Saturday, March 10, 2018

Diana Der Hovanessian (1934 – 2018)

      I learned yesterday that my friend, my fellow Armenian, daughter of Kharpert, and a beloved poetic voice, Diana Der Hovanessian passed away on March 1. She was approaching her 84th birthday. It was sad to hear this news. I am forever thankful for her voice and for the kindness she showed me as a young aspiring poet. She was generous with her time and constructive criticism.
     We were in correspondence in the 1980s and early 90s. Then, as is prone to happen and I do mean prone to happen to me, I let the correspondence lag and gradually become nonexistent. We exchanged letters. I sent her my poetry. We spoke several times on the phone. I visited her once at her home in Cambridge. It was the afternoon tea of great memory. I cannot recall what we talked about, but talk we did.
      I wrote a poem for her about visiting her. She wrote a significantly better one right back at me. I have not read either of those for way too long.
     With each passing year and each of her poems read and re-read, I appreciate her talent more than ever. I appreciate the care and craftsmanship of her work. I appreciate the lens and reflection through which she viewed the same world I see. As an Armenian, I appreciate that I can relate to her view while simultaneously not. I am provided with a richness that is hard to describe when I read her work.
     She was a gifted poet for sure. Her body of work, books, and favorable reviews is testimony to this. She was also a gifted translator of poetry. Poetry is ridiculously hard to translate. The essence of good poetry, the imagery and nuances, are tied to the language, cadence, double meanings of words, and that je ne sais quoi of the language in which the poetry is written. Translators often go for a literal translation that results in a translation that looks like a poem visually but is not poetic, only one dimensional, and thus tedious to read. Diana took a different tack based on her unique talent. She translated the poetry into poetry. She reflected the original through her poetic lens. She would create a new poem, a high-quality poem, closely modeled on the original. But, for her to make her translation a stand-alone poem, she had to trade off some of the literal parts of the translation. Some critics dinged her for this. I thought she had basically created a new art form. I loved to read the original and her translation, perhaps a few times each. It enriched both for me. The best example of this for me her book Come Sit Beside Me and Listen to Kouchag: Medieval Poems of Nahabed Kouchag. She has the Armenian on the left-hand page and her translation on the right. I never tire of reading this gem of a book. Her translations have to be read with the original.
     I am sorry that she passed. That sorrow is magnified that I had let our correspondence lag… but I have her poems.

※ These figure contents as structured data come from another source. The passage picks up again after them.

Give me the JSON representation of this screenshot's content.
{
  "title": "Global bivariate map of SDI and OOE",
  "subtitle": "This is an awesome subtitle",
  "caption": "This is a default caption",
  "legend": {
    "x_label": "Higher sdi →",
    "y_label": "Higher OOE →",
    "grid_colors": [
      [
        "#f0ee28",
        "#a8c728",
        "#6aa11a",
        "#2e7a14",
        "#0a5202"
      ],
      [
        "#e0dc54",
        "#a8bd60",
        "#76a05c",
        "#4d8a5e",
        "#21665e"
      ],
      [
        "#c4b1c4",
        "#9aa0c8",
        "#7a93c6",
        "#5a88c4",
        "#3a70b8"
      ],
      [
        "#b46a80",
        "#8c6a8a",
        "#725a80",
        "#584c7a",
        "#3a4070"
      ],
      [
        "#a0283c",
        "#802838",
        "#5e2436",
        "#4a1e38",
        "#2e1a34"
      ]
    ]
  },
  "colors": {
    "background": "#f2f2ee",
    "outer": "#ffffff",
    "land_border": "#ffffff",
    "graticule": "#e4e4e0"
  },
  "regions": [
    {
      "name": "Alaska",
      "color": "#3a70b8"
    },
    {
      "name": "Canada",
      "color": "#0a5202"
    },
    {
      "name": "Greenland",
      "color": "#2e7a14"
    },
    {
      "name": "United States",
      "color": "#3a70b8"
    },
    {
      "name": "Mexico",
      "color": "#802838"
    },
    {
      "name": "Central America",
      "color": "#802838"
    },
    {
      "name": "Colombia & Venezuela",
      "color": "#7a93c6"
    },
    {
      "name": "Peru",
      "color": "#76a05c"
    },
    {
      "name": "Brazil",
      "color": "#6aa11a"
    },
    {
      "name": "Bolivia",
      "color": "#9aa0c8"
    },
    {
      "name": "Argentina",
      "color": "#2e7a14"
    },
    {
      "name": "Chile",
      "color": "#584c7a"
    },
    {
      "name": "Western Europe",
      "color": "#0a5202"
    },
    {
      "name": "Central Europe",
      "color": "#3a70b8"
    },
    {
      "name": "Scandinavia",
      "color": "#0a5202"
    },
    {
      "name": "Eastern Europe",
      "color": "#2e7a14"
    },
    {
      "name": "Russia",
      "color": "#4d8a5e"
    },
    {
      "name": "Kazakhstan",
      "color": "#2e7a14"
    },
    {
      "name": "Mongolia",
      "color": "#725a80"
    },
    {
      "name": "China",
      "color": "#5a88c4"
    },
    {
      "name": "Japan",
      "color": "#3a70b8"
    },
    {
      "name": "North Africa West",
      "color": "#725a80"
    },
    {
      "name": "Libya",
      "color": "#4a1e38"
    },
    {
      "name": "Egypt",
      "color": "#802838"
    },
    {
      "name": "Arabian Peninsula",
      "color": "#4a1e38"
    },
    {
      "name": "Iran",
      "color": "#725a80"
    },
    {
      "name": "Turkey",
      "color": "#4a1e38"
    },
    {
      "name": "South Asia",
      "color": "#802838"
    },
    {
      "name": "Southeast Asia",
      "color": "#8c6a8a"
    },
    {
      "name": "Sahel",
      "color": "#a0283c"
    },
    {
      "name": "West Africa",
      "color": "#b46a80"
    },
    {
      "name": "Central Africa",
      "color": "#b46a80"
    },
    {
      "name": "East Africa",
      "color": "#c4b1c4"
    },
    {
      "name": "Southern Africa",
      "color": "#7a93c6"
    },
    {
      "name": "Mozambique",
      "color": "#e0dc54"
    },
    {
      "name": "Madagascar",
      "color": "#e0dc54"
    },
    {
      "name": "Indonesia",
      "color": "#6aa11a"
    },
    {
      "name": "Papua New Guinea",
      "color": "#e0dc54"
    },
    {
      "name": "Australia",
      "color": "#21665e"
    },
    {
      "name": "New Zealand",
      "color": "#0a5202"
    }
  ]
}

On Not Meeting Mark Gavoor

On the dock at Camp Hayastan
the summer I had gone to teach
the English course on Armenian
poets, I saw you sprawled
on the gray wooden pier. It was
noon and hot. I sighed at
the sight of so many water lilies
blanketing the skin of Uncus Pond.
"You can't pick them. They are
protected," you warned.
Unlike us, I thought. Anyone
who picks these lilies drowns.

But no need to worry. I am not
one who picks anything. Unfortunately
things pick me.

Suddenly you leaped up saying
"Oh, I know you. I hope
you will have a chance to look
at my poems. My name is Mark."

You moved like all the summer
boys I had known in my youth.
You spoke with the voice of all
the mountain poets I had never
heard in our own tongue.

You smiled with the eyes of the son
I would never have. "Mark?
Mark Gavoor?"

"No," you answered and faded into
the noon light. The lilies shrivelled.
Ice formed on Uncus Pond.

Men from Franklin in rough coats cut
it into blocks to pack into straw
on sleighs. Uncus Indians peered
through the trees.

You and I left to cross two continents.
I to say old poems, you to cut them
into new shapes.


Visitation: for Diana Der Hovanessian
to the poet's home
across harvard yard
anticipation meeting
with the daughter of
my grandfather's friend,
a pilgrimage to see
to learn, absorb the
aura of her way

to the poet's home
a tea august afternoon
of melon and madeleines
(bought just for me)
discussing words
and ironies of
working in our
new native tongue

to the poet's home
that ordered clutter
of books and words
in stacks and shelves
a stark and rich
canonical equilibrium
of perfect entropy
balance and awe

to the poet's home...

1 comment:

  1. From Andrew Kzirian on FB
    A number of years ago, perhaps 10 or 12 years, I had invited Diana to come to Philadelphia and read some of her poems and discuss Armenian poetry and literature. It was of our Philadelphia Armenian Intercommunal events, probably in October, the month of the commemoration of the Holy Translators. She flew down, I think, accompanied by another lady. Diana had become very fragile, walking slowly. Her eyes still had vibrancy, but her body was weak. She seemed tiny. I didn’t think she knew who I was, however, she did, perhaps from the ARS summer program at Boston University, or my years in the Watertown school system. I remember seeing her at various events over the years, and we would nod at each other in passing. I have all of her books, her own poems, and the translations of other Armenian poets. She was a tiny gem in Cambridge, maintaining Armenian poetry and longing for Armenia.